How do you create a compressed dataset in pytables that can store a Unicode string?

Question 1

PyTables does not natively support unicode - yet. To store unicode. First convert the string to bytes and then store a VLArray of length-1 strings or uint8. To get compression simply instantiate your array with a Filters instance that has a non-zero complevel.

All of the examples I know of storing JSON data like this do so using the HDF5 C-API.

Question 2

OK, based on Anthony Scopatz's approach, I have a feasible solution.

def recordStringInHDF5(h5file, group, nodename, s, complevel=5, complib='zlib'):
    '''creates a CArray object in an HDF5 file 
    that represents a unicode string'''

    bytes = np.fromstring(s.encode('utf-8'),np.uint8)
    atom = pt.UInt8Atom()
    filters = pt.Filters(complevel=complevel, complib=complib)
    ca = h5file.create_carray(group, nodename, atom, shape=(len(bytes),),
                               filters=filters)
    ca[:] = bytes
    return ca
def retrieveStringFromHDF5(node):
    return unicode(node.read().tostring(), 'utf-8')

If I run this:

>>> h5file = pt.openFile("test1.h5",'w')
>>> recordStringInHDF5(h5file, h5file.root, 'mrtamb',
    u'\u266b Hey Mr. Tambourine Man \u266b')
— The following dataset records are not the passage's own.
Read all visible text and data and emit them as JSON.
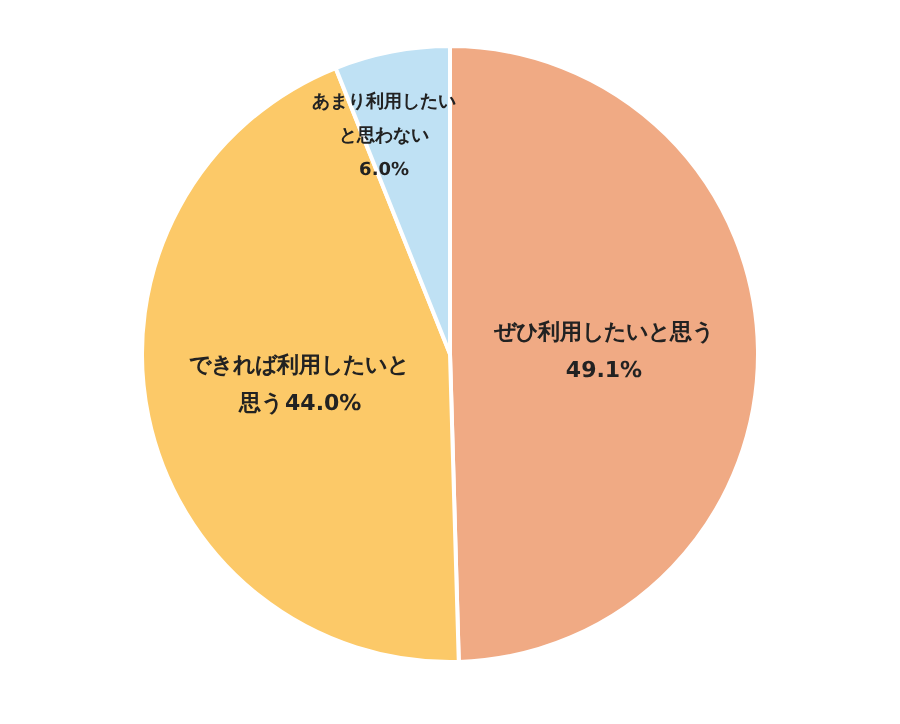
{
  "chart_data": {
    "type": "pie",
    "categories": [
      "ぜひ利用したいと思う",
      "できれば利用したいと思う",
      "あまり利用したいと思わない"
    ],
    "values": [
      49.1,
      44.0,
      6.0
    ],
    "colors": [
      "#f0aa84",
      "#fcc968",
      "#bfe1f4"
    ],
    "value_labels": [
      "49.1%",
      "44.0%",
      "6.0%"
    ],
    "legend": false
  }
}
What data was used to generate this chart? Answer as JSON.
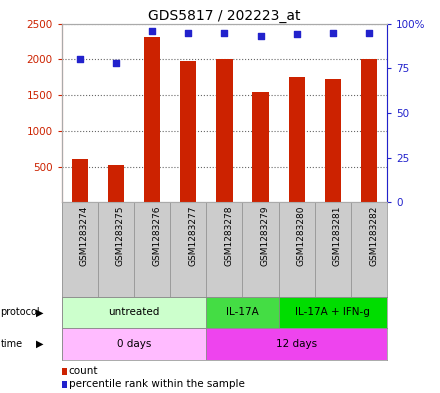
{
  "title": "GDS5817 / 202223_at",
  "samples": [
    "GSM1283274",
    "GSM1283275",
    "GSM1283276",
    "GSM1283277",
    "GSM1283278",
    "GSM1283279",
    "GSM1283280",
    "GSM1283281",
    "GSM1283282"
  ],
  "counts": [
    600,
    520,
    2310,
    1980,
    2000,
    1550,
    1750,
    1730,
    2000
  ],
  "percentiles": [
    80,
    78,
    96,
    95,
    95,
    93,
    94,
    95,
    95
  ],
  "ylim_left": [
    0,
    2500
  ],
  "ylim_right": [
    0,
    100
  ],
  "yticks_left": [
    500,
    1000,
    1500,
    2000,
    2500
  ],
  "yticks_right": [
    0,
    25,
    50,
    75,
    100
  ],
  "ytick_labels_left": [
    "500",
    "1000",
    "1500",
    "2000",
    "2500"
  ],
  "ytick_labels_right": [
    "0",
    "25",
    "50",
    "75",
    "100%"
  ],
  "bar_color": "#cc2200",
  "dot_color": "#2222cc",
  "grid_color": "#000000",
  "background_color": "#ffffff",
  "protocol_groups": [
    {
      "label": "untreated",
      "start": 0,
      "end": 4,
      "color": "#ccffcc"
    },
    {
      "label": "IL-17A",
      "start": 4,
      "end": 6,
      "color": "#44dd44"
    },
    {
      "label": "IL-17A + IFN-g",
      "start": 6,
      "end": 9,
      "color": "#00dd00"
    }
  ],
  "time_groups": [
    {
      "label": "0 days",
      "start": 0,
      "end": 4,
      "color": "#ffbbff"
    },
    {
      "label": "12 days",
      "start": 4,
      "end": 9,
      "color": "#ee44ee"
    }
  ],
  "sample_bg_color": "#cccccc",
  "left_axis_color": "#cc2200",
  "right_axis_color": "#2222cc",
  "title_fontsize": 10,
  "tick_fontsize": 7.5,
  "bar_width": 0.45
}
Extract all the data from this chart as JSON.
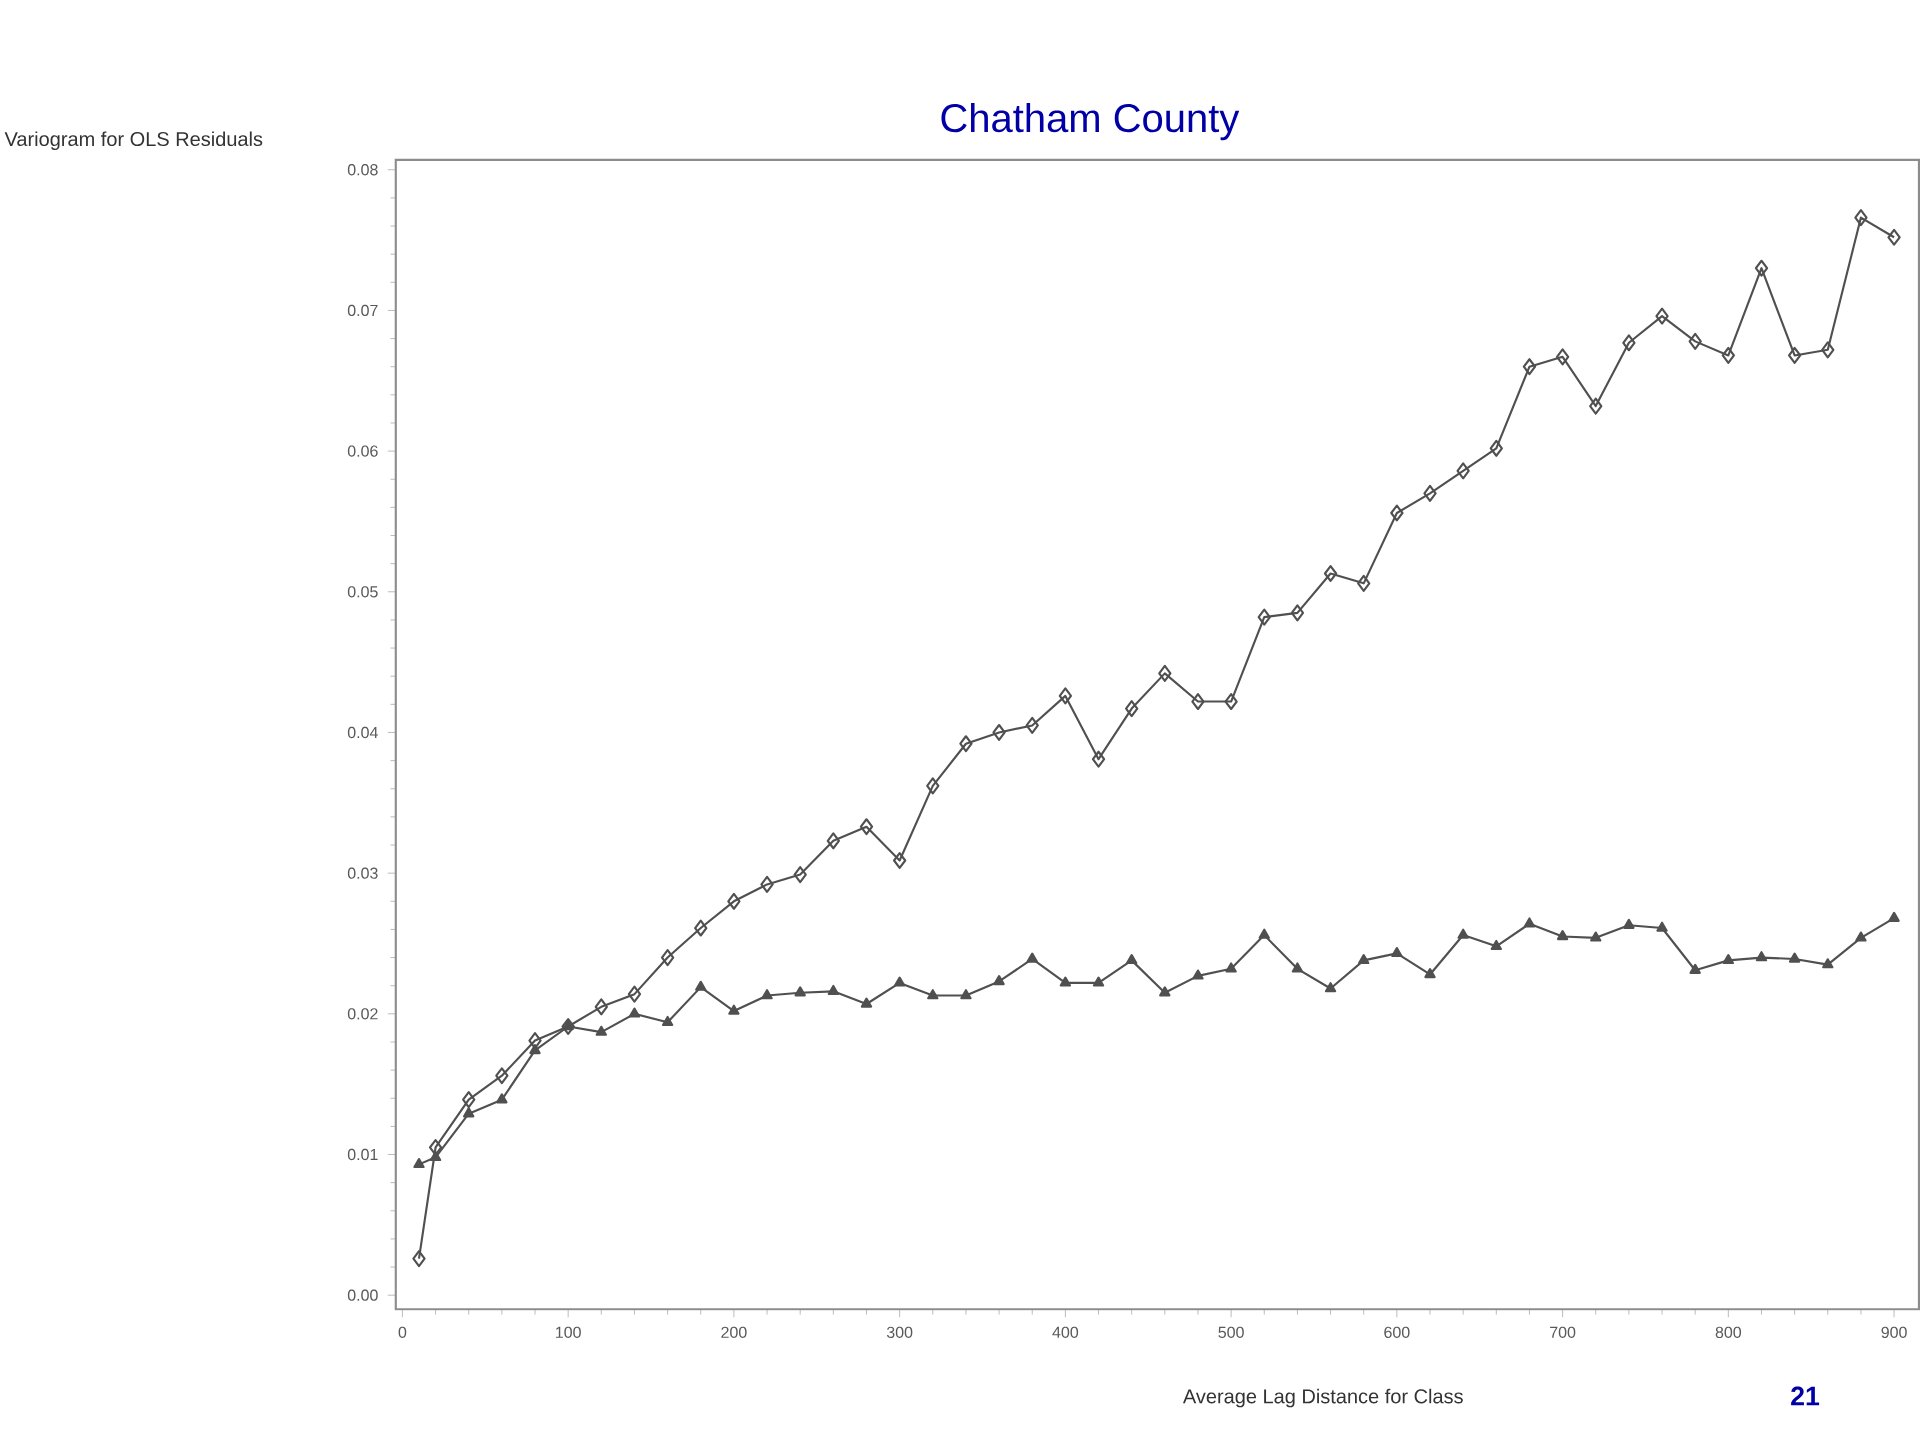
{
  "chart_data": {
    "type": "line",
    "title": "Chatham County",
    "ylabel": "Variogram for OLS Residuals",
    "xlabel": "Average Lag Distance for Class",
    "annotations": [
      "21"
    ],
    "x": [
      10,
      20,
      40,
      60,
      80,
      100,
      120,
      140,
      160,
      180,
      200,
      220,
      240,
      260,
      280,
      300,
      320,
      340,
      360,
      380,
      400,
      420,
      440,
      460,
      480,
      500,
      520,
      540,
      560,
      580,
      600,
      620,
      640,
      660,
      680,
      700,
      720,
      740,
      760,
      780,
      800,
      820,
      840,
      860,
      880,
      900
    ],
    "series": [
      {
        "color": "#505050",
        "marker": "diamond",
        "values": [
          0.0026,
          0.0105,
          0.0139,
          0.0156,
          0.0181,
          0.0191,
          0.0205,
          0.0214,
          0.024,
          0.0261,
          0.028,
          0.0292,
          0.0299,
          0.0323,
          0.0333,
          0.0309,
          0.0362,
          0.0392,
          0.04,
          0.0405,
          0.0426,
          0.0381,
          0.0417,
          0.0442,
          0.0422,
          0.0422,
          0.0482,
          0.0485,
          0.0513,
          0.0506,
          0.0556,
          0.057,
          0.0586,
          0.0602,
          0.066,
          0.0667,
          0.0632,
          0.0677,
          0.0696,
          0.0678,
          0.0668,
          0.073,
          0.0668,
          0.0672,
          0.0766,
          0.0752
        ]
      },
      {
        "color": "#505050",
        "marker": "triangle",
        "values": [
          0.0093,
          0.0098,
          0.0129,
          0.0139,
          0.0174,
          0.0191,
          0.0187,
          0.02,
          0.0194,
          0.0219,
          0.0202,
          0.0213,
          0.0215,
          0.0216,
          0.0207,
          0.0222,
          0.0213,
          0.0213,
          0.0223,
          0.0239,
          0.0222,
          0.0222,
          0.0238,
          0.0215,
          0.0227,
          0.0232,
          0.0256,
          0.0232,
          0.0218,
          0.0238,
          0.0243,
          0.0228,
          0.0256,
          0.0248,
          0.0264,
          0.0255,
          0.0254,
          0.0263,
          0.0261,
          0.0231,
          0.0238,
          0.024,
          0.0239,
          0.0235,
          0.0254,
          0.0268
        ]
      }
    ],
    "xlim": [
      -4,
      915
    ],
    "ylim": [
      -0.001,
      0.0807
    ],
    "xticks": [
      0,
      100,
      200,
      300,
      400,
      500,
      600,
      700,
      800,
      900
    ],
    "yticks": [
      {
        "value": 0,
        "label": "0.00"
      },
      {
        "value": 0.01,
        "label": "0.01"
      },
      {
        "value": 0.02,
        "label": "0.02"
      },
      {
        "value": 0.03,
        "label": "0.03"
      },
      {
        "value": 0.04,
        "label": "0.04"
      },
      {
        "value": 0.05,
        "label": "0.05"
      },
      {
        "value": 0.06,
        "label": "0.06"
      },
      {
        "value": 0.07,
        "label": "0.07"
      },
      {
        "value": 0.08,
        "label": "0.08"
      }
    ]
  }
}
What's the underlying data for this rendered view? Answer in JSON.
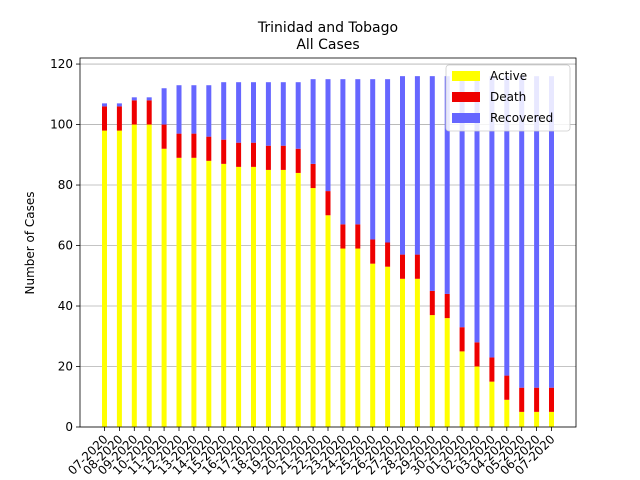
{
  "chart_data": {
    "type": "bar",
    "stacked": true,
    "title": "Trinidad and Tobago",
    "subtitle": "All Cases",
    "xlabel": "",
    "ylabel": "Number of Cases",
    "ylim": [
      0,
      122
    ],
    "yticks": [
      0,
      20,
      40,
      60,
      80,
      100,
      120
    ],
    "grid": "horizontal",
    "legend_position": "top-right",
    "categories": [
      "07-2020",
      "08-2020",
      "09-2020",
      "10-2020",
      "11-2020",
      "12-2020",
      "13-2020",
      "14-2020",
      "15-2020",
      "16-2020",
      "17-2020",
      "18-2020",
      "19-2020",
      "20-2020",
      "21-2020",
      "22-2020",
      "23-2020",
      "24-2020",
      "25-2020",
      "26-2020",
      "27-2020",
      "28-2020",
      "29-2020",
      "30-2020",
      "01-2020",
      "02-2020",
      "03-2020",
      "04-2020",
      "05-2020",
      "06-2020",
      "07-2020"
    ],
    "series": [
      {
        "name": "Active",
        "color": "#ffff00",
        "values": [
          98,
          98,
          100,
          100,
          92,
          89,
          89,
          88,
          87,
          86,
          86,
          85,
          85,
          84,
          79,
          70,
          59,
          59,
          54,
          53,
          49,
          49,
          37,
          36,
          25,
          20,
          15,
          9,
          5,
          5,
          5
        ]
      },
      {
        "name": "Death",
        "color": "#ee0000",
        "values": [
          8,
          8,
          8,
          8,
          8,
          8,
          8,
          8,
          8,
          8,
          8,
          8,
          8,
          8,
          8,
          8,
          8,
          8,
          8,
          8,
          8,
          8,
          8,
          8,
          8,
          8,
          8,
          8,
          8,
          8,
          8
        ]
      },
      {
        "name": "Recovered",
        "color": "#6666ff",
        "values": [
          1,
          1,
          1,
          1,
          12,
          16,
          16,
          17,
          19,
          20,
          20,
          21,
          21,
          22,
          28,
          37,
          48,
          48,
          53,
          54,
          59,
          59,
          71,
          72,
          83,
          88,
          93,
          99,
          103,
          103,
          103
        ]
      }
    ]
  }
}
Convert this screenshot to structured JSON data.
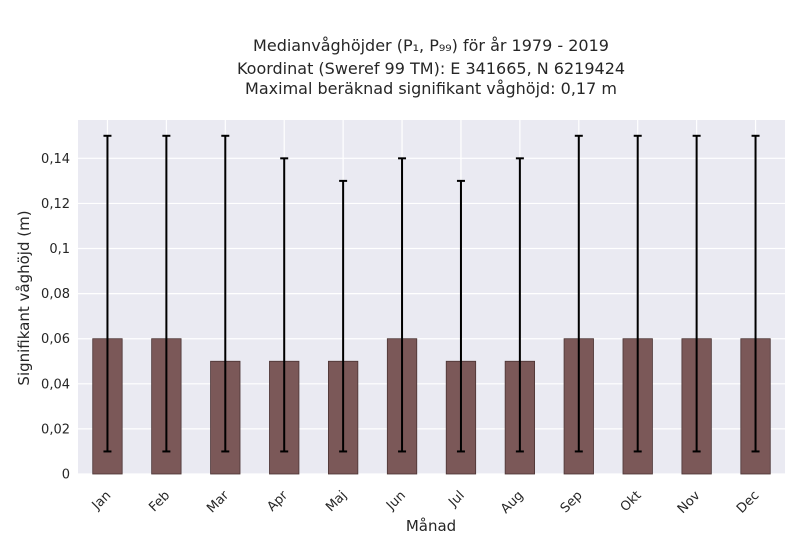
{
  "chart_data": {
    "type": "bar",
    "title_lines": [
      "Medianvåghöjder (P₁, P₉₉) för år 1979 - 2019",
      "Koordinat (Sweref 99 TM): E 341665, N 6219424",
      "Maximal beräknad signifikant våghöjd: 0,17 m"
    ],
    "xlabel": "Månad",
    "ylabel": "Signifikant våghöjd (m)",
    "categories": [
      "Jan",
      "Feb",
      "Mar",
      "Apr",
      "Maj",
      "Jun",
      "Jul",
      "Aug",
      "Sep",
      "Okt",
      "Nov",
      "Dec"
    ],
    "values": [
      0.06,
      0.06,
      0.05,
      0.05,
      0.05,
      0.06,
      0.05,
      0.05,
      0.06,
      0.06,
      0.06,
      0.06
    ],
    "err_low": [
      0.01,
      0.01,
      0.01,
      0.01,
      0.01,
      0.01,
      0.01,
      0.01,
      0.01,
      0.01,
      0.01,
      0.01
    ],
    "err_high": [
      0.15,
      0.15,
      0.15,
      0.14,
      0.13,
      0.14,
      0.13,
      0.14,
      0.15,
      0.15,
      0.15,
      0.15
    ],
    "ylim": [
      0,
      0.157
    ],
    "yticks": [
      0,
      0.02,
      0.04,
      0.06,
      0.08,
      0.1,
      0.12,
      0.14
    ],
    "ytick_labels": [
      "0",
      "0,02",
      "0,04",
      "0,06",
      "0,08",
      "0,1",
      "0,12",
      "0,14"
    ],
    "grid": true,
    "colors": {
      "bar": "#7b5858",
      "bar_edge": "#4a3333",
      "errorbar": "#000000",
      "plot_bg": "#eaeaf2",
      "grid": "#ffffff"
    }
  }
}
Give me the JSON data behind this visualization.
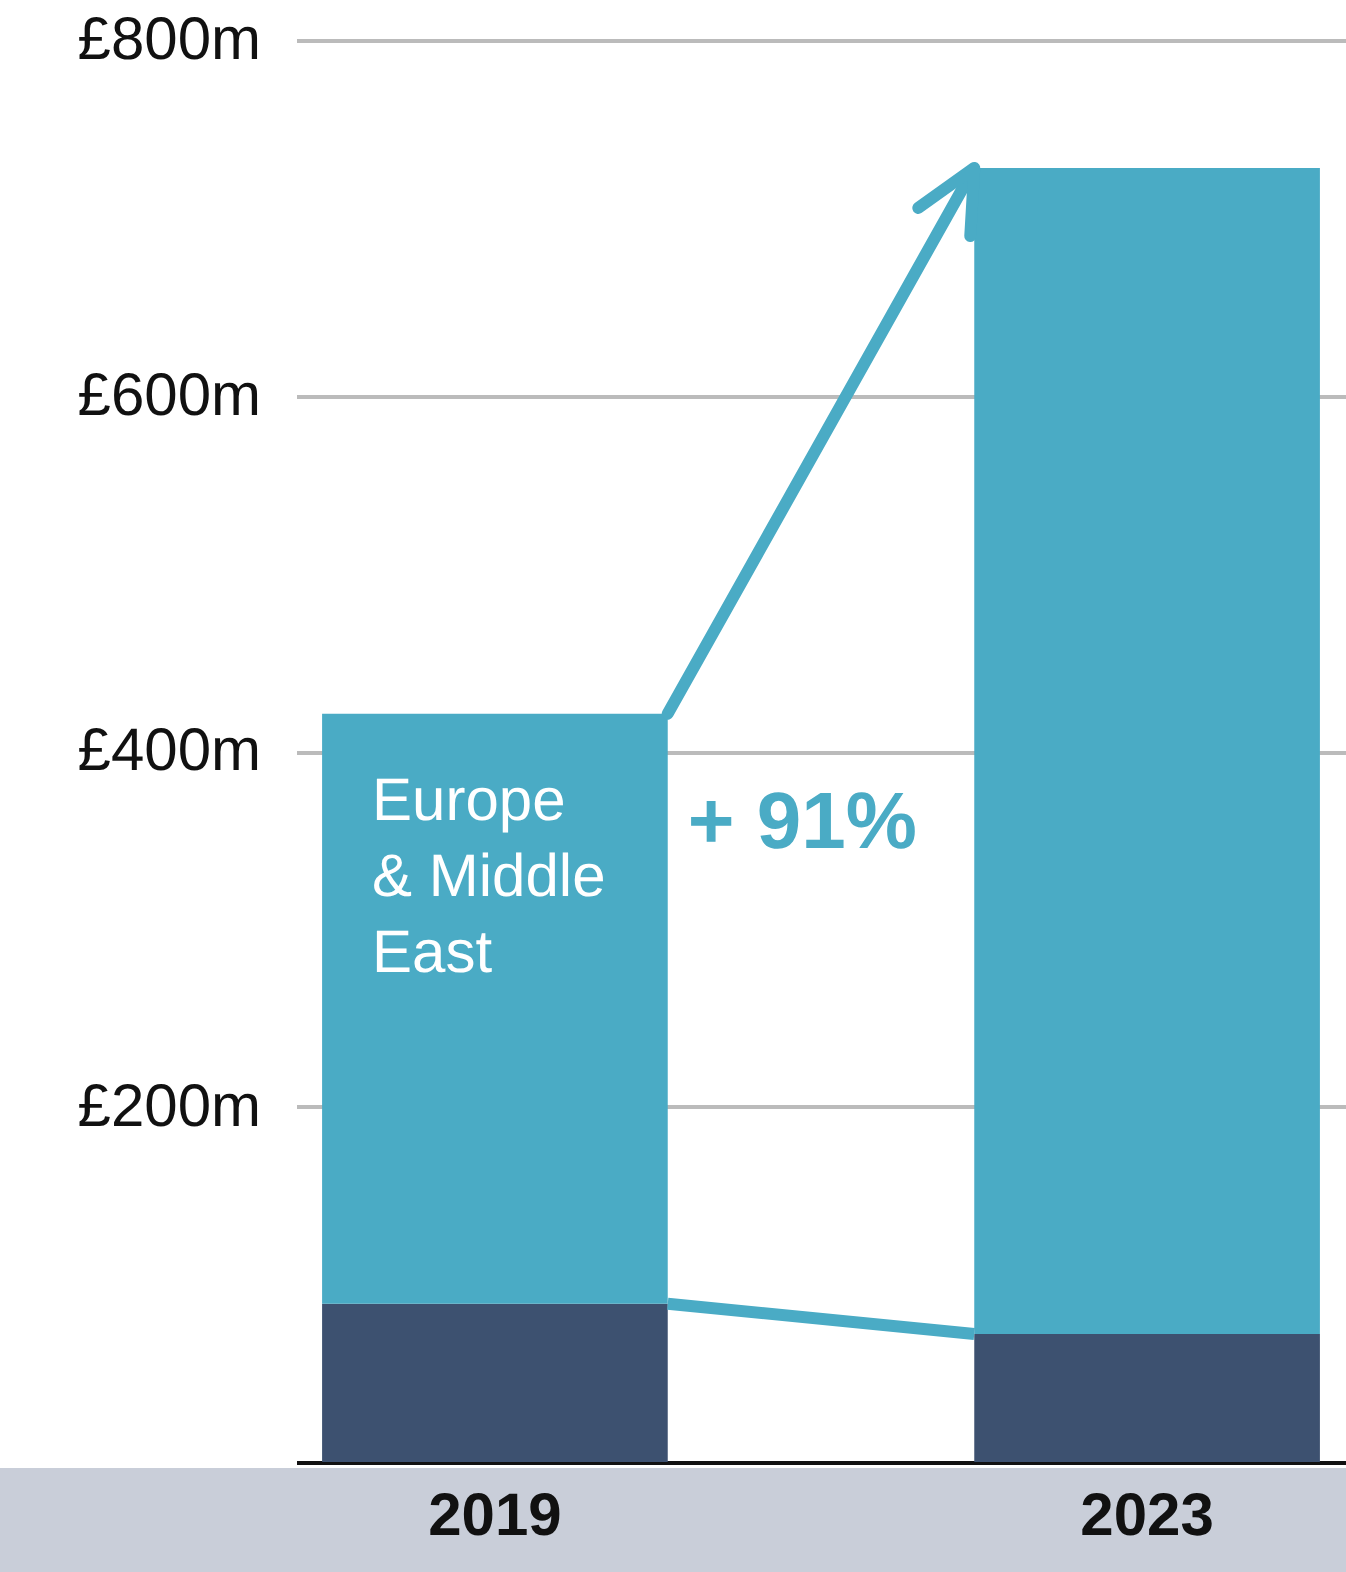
{
  "chart_data": {
    "type": "bar",
    "stacked": true,
    "categories": [
      "2019",
      "2023"
    ],
    "series": [
      {
        "color": "#3d5170",
        "values": [
          89,
          72
        ]
      },
      {
        "name": "Europe & Middle East",
        "color": "#4aabc5",
        "values": [
          332,
          656
        ]
      }
    ],
    "annotations": [
      "+ 91%"
    ],
    "ylim": [
      0,
      800
    ],
    "yticks": [
      {
        "value": 0,
        "label": null
      },
      {
        "value": 200,
        "label": "£200m"
      },
      {
        "value": 400,
        "label": "£400m"
      },
      {
        "value": 600,
        "label": "£600m"
      },
      {
        "value": 800,
        "label": "£800m"
      }
    ],
    "grid": "y",
    "legend": false
  }
}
/mrtamb (CArray(30,), shuffle, zlib(5)) ''
  atom := UInt8Atom(shape=(), dflt=0)
  maindim := 0
  flavor := 'numpy'
  byteorder := 'irrelevant'
  chunkshape := (65536,)

>>> h5file.flush()
>>> h5file.close()
>>> h5file = pt.openFile("test1.h5")
>>> print retrieveStringFromHDF5(h5file.root.mrtamb)

♫ Hey Mr. Tambourine Man ♫

I've been able to run this with strings in the 300kB range and gotten good compression ratios.